Given an integer $N = p^2+3q^2$ expressible in three ways,

$$N = x_1^2+3y_1^2 = x_2^2+3y_2^2 = x_3^2+3y_3^2$$

it may be useful to let the $(x_k,y_k)$ be signed. So the given identity becomes,

$$N = (-p)^2+3(-q)^2 = \left(\frac{p+3q}2\right)^2+3\left(\frac{-p+q}2\right)^2 = \left(\frac{p-3q}2\right)^2+3\left(\frac{p+q}2\right)^2$$

such that $x_1 + x_2 + x_3 = y_1 + y_2 + y_3 = 0.$ These three $(x_k,y_k)$ will be the vertices of a triangle.

Assume the ellipse $p^2+3q^2-364=0.$ Starting with initial solution $(p,q) = (19,1)$ and using the identity above, we find three vertices. And the other initial solution $(p,q) = (17,5)$ will give three more vertices.

The blue dots give the first triangle, while the green dots give the second triangle. If instead we consider the six points as the vertices of a hexagon, then we have Pascal's Theorem,

$\hskip1.1in$

where the three pairs of the continuations of opposite sides meet on a straight line. So there is a relationship between the two triangles. But the question is if we can derive the second from the first.

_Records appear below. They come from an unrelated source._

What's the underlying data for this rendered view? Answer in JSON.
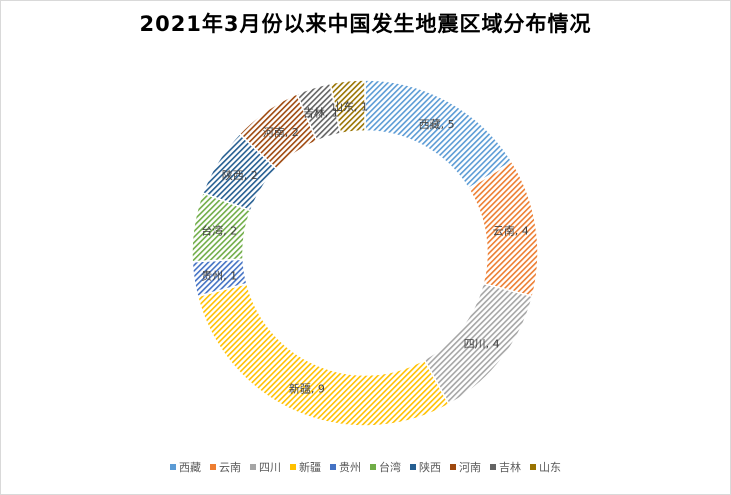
{
  "chart_data": {
    "type": "pie",
    "variant": "doughnut",
    "title": "2021年3月份以来中国发生地震区域分布情况",
    "categories": [
      "西藏",
      "云南",
      "四川",
      "新疆",
      "贵州",
      "台湾",
      "陕西",
      "河南",
      "吉林",
      "山东"
    ],
    "values": [
      5,
      4,
      4,
      9,
      1,
      2,
      2,
      2,
      1,
      1
    ],
    "data_labels": [
      "西藏, 5",
      "云南, 4",
      "四川, 4",
      "新疆, 9",
      "贵州, 1",
      "台湾, 2",
      "陕西, 2",
      "河南, 2",
      "吉林, 1",
      "山东, 1"
    ],
    "colors": [
      "#5b9bd5",
      "#ed7d31",
      "#a5a5a5",
      "#ffc000",
      "#4472c4",
      "#70ad47",
      "#255e91",
      "#9e480e",
      "#636363",
      "#997300"
    ],
    "fill_pattern": "diagonal-hatch",
    "legend_position": "bottom"
  }
}
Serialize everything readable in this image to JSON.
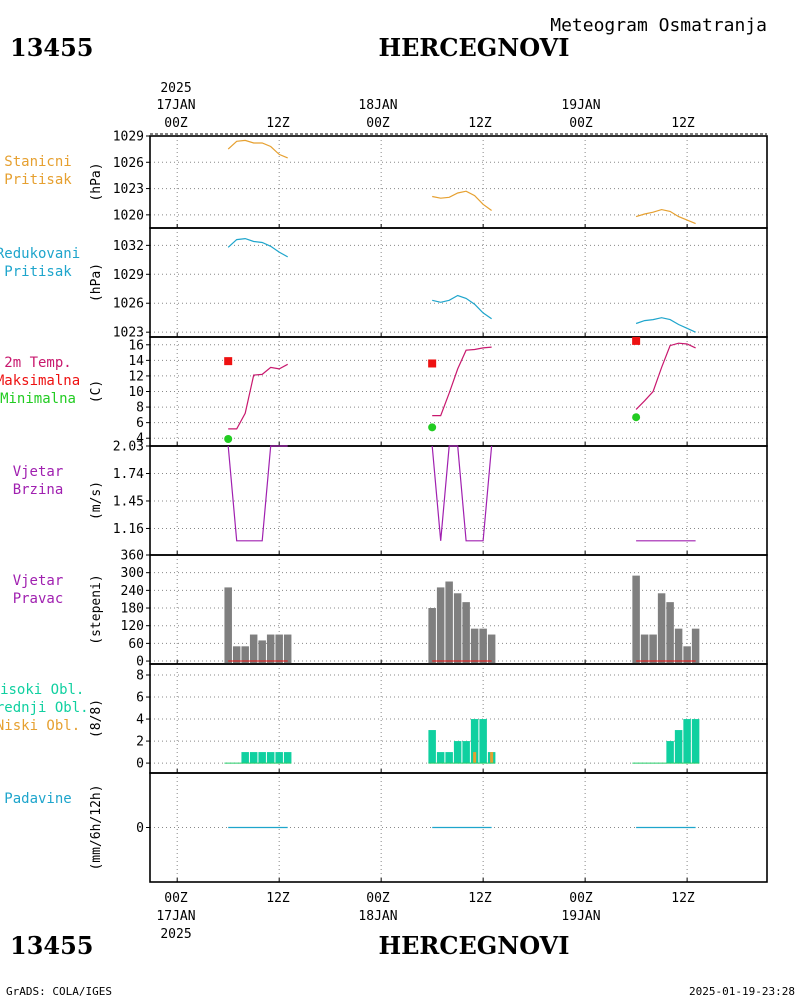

In the first post I cited, I was able to derive from one triangle (blue vertices) another triangle (green vertices), resulting in a pair of distinct polynomial sextuplets that solve $x^3+y^3+z^3 = (z+1)^3$. For example, $594^3 + 1003^3 + 20154^3 = 20155^3.$

However, as pointed out by Eric Towers, one way to see the derivation was an appropriate rotation of the first triangle since connecting all six antipodes intersect at the center. But whether there is an appropriate rotation/transformation for Bailey’s two triangles remains to be seen.